‘Taiwan will not compromise its sovereignty,’ President Tsai tells China

Like a dog standing up to a lion, the President of Taiwan has sent a message to China, notifying it of its resolve to defend itself should it be attacked. The president of Taiwan, Tsai Ing-wen, disclosed this at the celebration of the country’s National Day. 

“The consensus of the Taiwanese people … is to defend our sovereignty and our free and democratic way of life. There is no room for compromise on this,” Tsai said on Monday. 

The tension between Taiwan and China is at its highest point, especially after the Speaker of the United States Congress, Nancy Pelosi, visited Taipei in August. Despite both countries going their separate ways about 70 years ago, the Chinese Communist Party believes both sides would become one again, even if it means fighting a war to get that done. 

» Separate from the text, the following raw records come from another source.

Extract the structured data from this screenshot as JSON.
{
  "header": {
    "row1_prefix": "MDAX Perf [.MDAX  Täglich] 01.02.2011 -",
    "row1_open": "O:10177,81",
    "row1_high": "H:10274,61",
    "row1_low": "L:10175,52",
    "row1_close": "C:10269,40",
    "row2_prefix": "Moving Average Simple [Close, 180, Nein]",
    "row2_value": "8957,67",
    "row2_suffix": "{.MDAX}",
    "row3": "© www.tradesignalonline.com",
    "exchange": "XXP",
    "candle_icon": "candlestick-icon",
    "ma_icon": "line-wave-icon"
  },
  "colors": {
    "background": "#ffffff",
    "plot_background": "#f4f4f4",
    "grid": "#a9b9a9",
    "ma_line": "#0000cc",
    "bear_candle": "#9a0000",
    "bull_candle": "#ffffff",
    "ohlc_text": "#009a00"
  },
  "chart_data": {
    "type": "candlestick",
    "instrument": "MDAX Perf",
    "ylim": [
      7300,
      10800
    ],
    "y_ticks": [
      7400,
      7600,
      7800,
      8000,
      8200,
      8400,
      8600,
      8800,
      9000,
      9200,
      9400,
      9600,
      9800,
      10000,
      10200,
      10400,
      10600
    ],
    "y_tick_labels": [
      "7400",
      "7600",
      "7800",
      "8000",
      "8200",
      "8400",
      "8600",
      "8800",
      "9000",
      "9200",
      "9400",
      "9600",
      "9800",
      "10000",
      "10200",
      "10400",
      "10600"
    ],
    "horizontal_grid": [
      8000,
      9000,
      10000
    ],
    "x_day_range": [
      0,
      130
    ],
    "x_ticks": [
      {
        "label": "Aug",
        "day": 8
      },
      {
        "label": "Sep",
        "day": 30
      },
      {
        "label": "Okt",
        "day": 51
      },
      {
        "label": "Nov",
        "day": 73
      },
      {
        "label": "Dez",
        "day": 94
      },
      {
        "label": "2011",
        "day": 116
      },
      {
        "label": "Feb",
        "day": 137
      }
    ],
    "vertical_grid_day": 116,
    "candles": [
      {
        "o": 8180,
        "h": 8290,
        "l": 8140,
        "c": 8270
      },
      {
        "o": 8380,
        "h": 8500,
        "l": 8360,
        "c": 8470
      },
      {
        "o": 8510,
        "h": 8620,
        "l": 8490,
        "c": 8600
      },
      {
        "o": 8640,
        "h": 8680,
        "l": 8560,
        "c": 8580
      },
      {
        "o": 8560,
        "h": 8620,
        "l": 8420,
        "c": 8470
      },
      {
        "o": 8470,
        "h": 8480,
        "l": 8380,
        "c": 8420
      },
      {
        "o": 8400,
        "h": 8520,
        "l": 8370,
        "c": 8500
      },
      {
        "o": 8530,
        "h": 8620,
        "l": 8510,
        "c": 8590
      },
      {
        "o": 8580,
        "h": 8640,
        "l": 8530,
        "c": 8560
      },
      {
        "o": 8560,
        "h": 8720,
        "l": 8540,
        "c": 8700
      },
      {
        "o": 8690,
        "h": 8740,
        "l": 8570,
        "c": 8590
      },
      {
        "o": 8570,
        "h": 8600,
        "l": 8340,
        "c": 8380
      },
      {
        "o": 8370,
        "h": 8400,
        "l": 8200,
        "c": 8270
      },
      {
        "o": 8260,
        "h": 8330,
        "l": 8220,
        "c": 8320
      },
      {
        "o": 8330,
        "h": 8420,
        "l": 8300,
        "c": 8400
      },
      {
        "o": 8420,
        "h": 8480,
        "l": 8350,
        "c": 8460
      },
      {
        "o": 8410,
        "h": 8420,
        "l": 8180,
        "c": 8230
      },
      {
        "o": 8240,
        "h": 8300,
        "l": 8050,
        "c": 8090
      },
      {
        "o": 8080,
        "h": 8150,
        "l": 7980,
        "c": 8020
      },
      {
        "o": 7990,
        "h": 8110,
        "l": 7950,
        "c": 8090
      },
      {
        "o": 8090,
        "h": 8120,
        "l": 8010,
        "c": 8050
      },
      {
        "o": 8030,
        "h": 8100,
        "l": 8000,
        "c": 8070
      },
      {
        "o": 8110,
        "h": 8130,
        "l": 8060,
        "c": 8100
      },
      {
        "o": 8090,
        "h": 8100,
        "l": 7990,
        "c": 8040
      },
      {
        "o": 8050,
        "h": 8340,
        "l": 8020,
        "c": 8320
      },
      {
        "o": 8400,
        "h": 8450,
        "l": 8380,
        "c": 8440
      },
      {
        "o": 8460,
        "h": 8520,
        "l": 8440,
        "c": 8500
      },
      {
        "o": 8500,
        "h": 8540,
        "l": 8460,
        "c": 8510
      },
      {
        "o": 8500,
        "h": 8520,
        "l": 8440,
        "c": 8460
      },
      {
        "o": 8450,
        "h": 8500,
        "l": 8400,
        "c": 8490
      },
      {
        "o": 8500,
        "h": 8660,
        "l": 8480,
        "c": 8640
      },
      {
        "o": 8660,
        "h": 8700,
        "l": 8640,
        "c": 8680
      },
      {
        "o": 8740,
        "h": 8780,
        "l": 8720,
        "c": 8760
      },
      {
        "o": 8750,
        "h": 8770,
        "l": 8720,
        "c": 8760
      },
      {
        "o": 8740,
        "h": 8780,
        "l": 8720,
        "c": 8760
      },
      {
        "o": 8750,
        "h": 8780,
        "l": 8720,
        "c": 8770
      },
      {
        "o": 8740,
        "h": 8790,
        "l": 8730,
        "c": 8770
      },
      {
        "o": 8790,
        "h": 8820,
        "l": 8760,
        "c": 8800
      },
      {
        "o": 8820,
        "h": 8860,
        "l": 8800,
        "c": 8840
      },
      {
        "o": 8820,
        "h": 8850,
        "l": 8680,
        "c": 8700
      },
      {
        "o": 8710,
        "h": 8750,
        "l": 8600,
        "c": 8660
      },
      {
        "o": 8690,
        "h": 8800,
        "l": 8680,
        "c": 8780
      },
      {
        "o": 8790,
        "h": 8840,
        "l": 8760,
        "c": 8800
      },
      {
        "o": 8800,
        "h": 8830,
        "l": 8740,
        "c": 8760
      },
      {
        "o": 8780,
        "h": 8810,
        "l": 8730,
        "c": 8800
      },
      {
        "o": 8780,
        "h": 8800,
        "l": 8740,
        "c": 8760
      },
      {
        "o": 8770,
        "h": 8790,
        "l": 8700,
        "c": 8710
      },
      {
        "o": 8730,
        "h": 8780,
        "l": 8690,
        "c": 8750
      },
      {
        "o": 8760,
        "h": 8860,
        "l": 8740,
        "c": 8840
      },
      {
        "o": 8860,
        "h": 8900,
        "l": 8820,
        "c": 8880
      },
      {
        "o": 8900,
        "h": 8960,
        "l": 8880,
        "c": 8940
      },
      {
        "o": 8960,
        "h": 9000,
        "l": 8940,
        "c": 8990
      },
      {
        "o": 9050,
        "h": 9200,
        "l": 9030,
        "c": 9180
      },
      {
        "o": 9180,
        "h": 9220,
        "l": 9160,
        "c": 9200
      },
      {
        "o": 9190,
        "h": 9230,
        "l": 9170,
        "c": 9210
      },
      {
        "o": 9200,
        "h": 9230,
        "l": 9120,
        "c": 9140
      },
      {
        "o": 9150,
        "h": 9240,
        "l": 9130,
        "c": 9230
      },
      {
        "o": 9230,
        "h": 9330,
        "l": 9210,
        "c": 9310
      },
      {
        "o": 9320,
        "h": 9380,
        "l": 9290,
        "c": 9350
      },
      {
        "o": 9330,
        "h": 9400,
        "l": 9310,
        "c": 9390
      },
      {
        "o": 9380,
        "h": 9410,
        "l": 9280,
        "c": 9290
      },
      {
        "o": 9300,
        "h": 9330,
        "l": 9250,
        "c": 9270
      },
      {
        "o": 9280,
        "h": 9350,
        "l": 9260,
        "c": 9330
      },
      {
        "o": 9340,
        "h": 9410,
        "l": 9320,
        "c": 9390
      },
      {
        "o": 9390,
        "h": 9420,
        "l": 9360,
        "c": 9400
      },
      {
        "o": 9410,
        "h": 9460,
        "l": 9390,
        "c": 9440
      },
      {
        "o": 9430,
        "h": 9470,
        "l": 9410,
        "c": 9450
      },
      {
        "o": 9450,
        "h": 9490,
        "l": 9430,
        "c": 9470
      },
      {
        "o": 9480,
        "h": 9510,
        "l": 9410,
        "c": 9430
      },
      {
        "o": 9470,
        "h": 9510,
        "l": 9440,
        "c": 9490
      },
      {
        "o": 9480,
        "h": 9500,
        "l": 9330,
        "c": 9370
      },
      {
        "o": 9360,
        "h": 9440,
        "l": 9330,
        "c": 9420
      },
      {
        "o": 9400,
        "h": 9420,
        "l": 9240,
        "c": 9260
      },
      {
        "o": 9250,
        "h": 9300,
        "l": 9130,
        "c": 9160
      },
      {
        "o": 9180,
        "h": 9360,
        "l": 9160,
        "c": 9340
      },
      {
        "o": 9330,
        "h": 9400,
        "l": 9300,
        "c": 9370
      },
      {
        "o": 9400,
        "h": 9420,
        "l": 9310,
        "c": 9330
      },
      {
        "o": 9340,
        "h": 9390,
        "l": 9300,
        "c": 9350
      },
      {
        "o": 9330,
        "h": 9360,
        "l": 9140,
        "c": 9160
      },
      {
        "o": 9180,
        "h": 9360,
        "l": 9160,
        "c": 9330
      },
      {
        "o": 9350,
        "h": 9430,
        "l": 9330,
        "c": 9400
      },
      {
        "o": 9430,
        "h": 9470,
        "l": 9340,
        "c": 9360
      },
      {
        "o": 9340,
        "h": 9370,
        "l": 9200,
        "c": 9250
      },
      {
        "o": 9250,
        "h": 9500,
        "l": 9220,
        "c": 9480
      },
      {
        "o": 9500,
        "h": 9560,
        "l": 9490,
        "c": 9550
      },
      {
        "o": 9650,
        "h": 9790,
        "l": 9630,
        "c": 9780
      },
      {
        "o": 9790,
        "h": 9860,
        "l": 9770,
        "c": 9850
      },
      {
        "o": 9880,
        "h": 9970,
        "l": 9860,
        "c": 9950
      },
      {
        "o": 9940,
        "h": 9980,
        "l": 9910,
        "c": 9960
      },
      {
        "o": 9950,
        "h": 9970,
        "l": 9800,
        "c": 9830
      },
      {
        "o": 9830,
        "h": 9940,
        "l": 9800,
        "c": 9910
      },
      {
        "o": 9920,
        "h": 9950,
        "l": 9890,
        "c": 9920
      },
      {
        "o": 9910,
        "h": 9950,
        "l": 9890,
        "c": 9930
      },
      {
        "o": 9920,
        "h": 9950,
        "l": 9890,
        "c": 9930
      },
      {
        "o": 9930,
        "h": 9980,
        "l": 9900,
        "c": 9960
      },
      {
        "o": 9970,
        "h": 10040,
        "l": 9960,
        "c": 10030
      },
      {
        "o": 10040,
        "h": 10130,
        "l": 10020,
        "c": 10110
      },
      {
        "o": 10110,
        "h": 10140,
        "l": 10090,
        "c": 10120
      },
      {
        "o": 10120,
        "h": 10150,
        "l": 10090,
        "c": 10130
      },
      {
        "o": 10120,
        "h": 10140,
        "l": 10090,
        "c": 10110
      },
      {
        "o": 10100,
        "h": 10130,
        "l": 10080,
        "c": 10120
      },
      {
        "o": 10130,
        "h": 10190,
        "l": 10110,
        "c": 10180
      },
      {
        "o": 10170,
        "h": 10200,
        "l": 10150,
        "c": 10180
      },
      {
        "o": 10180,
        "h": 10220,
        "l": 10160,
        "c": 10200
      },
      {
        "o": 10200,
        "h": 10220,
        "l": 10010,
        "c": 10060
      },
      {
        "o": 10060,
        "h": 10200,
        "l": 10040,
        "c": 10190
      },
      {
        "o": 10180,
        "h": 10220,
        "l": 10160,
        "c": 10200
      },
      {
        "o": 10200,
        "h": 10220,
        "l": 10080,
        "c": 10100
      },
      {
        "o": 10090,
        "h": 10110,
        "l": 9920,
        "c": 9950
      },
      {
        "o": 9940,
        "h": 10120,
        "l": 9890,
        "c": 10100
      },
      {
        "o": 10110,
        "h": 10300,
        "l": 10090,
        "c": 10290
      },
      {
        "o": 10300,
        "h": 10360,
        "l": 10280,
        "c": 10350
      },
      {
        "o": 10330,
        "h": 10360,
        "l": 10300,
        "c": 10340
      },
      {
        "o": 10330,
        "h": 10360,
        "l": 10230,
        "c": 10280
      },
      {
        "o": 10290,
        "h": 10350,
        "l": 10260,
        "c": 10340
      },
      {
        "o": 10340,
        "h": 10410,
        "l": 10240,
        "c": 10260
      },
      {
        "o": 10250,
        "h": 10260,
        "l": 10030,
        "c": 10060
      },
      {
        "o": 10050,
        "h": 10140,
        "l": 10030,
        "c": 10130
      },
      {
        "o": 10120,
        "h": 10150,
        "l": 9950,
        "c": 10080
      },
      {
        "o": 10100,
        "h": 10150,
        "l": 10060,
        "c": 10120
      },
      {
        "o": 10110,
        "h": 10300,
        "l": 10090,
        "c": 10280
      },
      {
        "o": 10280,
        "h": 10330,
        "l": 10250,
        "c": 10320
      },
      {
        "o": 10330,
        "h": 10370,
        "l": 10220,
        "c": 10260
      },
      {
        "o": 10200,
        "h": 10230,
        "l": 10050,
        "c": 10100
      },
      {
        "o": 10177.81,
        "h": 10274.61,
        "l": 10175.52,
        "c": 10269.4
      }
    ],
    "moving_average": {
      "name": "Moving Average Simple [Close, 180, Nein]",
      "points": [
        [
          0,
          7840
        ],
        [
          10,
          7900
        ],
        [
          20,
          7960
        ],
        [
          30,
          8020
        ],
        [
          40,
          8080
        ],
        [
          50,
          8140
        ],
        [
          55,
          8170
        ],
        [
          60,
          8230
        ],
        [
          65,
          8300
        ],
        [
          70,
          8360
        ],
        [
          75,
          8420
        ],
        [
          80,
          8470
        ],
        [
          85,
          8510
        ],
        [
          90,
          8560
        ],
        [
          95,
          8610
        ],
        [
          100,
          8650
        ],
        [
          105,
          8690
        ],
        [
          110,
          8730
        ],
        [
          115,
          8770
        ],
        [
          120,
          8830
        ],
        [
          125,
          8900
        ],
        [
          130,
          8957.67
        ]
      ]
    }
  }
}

In her speech Monday, Tsai Ing-wen urged the communist party to choose the path of peace and not of war. 

“I call on the Beijing authorities that resorting to war must not be the option for cross-strait relations,” President Tsai said. “Only by respecting Taiwanese people’s insistence on sovereignty, freedom, and democracy can we resume positive interactions across the Taiwan Strait.”

Tsai Ing-wen did not say his country’s military was as strong as that of the Chinese but said Taiwan was strengthening its defense by boosting the production and acquiring precision weapons to boost asymmetric warfare capabilities that could withstand even stronger militaries. 

The 66-year-old leader said an attack on Taiwan would be an attack on democracy, hence the world would come to its rescue. 

“The international community is very clear that defending Taiwan’s security equals defending regional stability and democratic values. If Taiwan’s democratic freedoms are destroyed, it will be a major setback for democracies around the world,” she said.

The United States continuously provides military aid to Taiwan as it prepares for a possible invasion by Mainland China. Last month, Joe Biden approved the sales of arms worth $1.1 billion to Taipei, a move that angered Beijing.

Taiwan’s National Day

Taiwan’s National Day is a yearly celebration marking the start of a revolution in China which led to the collapse of imperial rule and the establishment of the Republic of China. 

The Republic of China ruled over China until it was overthrown by the Chinese Communist Party in 1949 after a bloody civil war. It was in that year it moved to Taiwan. 

Monday’s ceremony was the 111th anniversary of Taiwan’s National Day. The President of Palau, one of the 14 countries that recognize Taiwan’s sovereignty, was present. Also present was Eddie Bernice Johnson, a US congresswoman from the State of Texas. 

The colorful celebration saw the performance of a beautiful Taiwanese band, with citizens waving the country’s flag. The breathtaking military parades added beauty to the day’s activities. As the military helicopter flies over the skies of Taipei with a national flag, the people of Taiwan wish that China will keep off its territories.